Councils across the country have worked incredibly hard to protect funding for the most vulnerable in our communities Councillor Richard Watts
The report found that the number of Looked After Children (LAC) cases, those in residential or foster care, or being handled by adoption services, rose from 60,000 in 2008 to 73,000 last year.
Between the 2009-2010 and 2016-2017 financial year spending on LACs rose by 22%, the report found.
But at the same time, spending on Sure Start and “young people’s services” fell by about 60% over the same period, from £1.7 billion to £0.7 billion and £1.4 billion to £0.5 billion respectively.
It noted: “Existing evidence already suggests that children with the most complex needs tend to come into care at a later age, and subsequently have the most costly care pathways, whilst many preventative services tend to be lower cost in the long run.

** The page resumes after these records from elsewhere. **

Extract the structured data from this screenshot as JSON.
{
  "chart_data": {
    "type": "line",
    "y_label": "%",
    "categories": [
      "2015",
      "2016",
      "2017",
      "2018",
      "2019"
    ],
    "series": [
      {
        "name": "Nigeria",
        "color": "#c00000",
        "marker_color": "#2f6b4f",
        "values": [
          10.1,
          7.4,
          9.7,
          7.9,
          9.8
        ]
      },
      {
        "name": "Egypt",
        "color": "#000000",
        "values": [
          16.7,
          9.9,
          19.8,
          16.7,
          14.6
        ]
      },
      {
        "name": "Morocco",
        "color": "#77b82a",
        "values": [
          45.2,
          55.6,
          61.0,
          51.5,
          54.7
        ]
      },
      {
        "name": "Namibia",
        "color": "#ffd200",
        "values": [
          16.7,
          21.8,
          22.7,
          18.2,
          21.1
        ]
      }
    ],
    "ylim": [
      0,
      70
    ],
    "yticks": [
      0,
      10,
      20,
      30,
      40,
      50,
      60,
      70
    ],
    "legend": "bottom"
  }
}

“Thus, the reduction in spending on programmes such as Sure Start and young people’s services could push up costs in the long run.”
Some 30% of children were deemed as living in poverty in 2016-2017, the report added, compared to 16% of pensioners.
On Monday, Mayor of London Sadiq Khan urged Home Secretary Sajid Javid to immediately make good on his pledge to secure extra funding for the police force.
The Metropolitan Police has launched 74 homicide investigations since the beginning of 2018 – sparking fears that this could be the bloodiest year in the capital for more than a decade.
Sadiq Khan said waiting for the Government’s comprehensive spending review next year would be too late as the Met struggles with escalating gun and knife crime.
Councillor Richard Watts, chairman of the Local Government Association’s children and young people board, said: “Councils across the country have worked incredibly hard to protect funding for the most vulnerable in our communities despite significant and ongoing government funding cuts, and continue to provide essential help and support for thousands of children and families every day.
“However this report paints a stark picture of the reality facing councils, who cannot keep providing this standard of support without being forced to take difficult decisions and cut back on early intervention services which help to prevent children entering the care system in the first place.”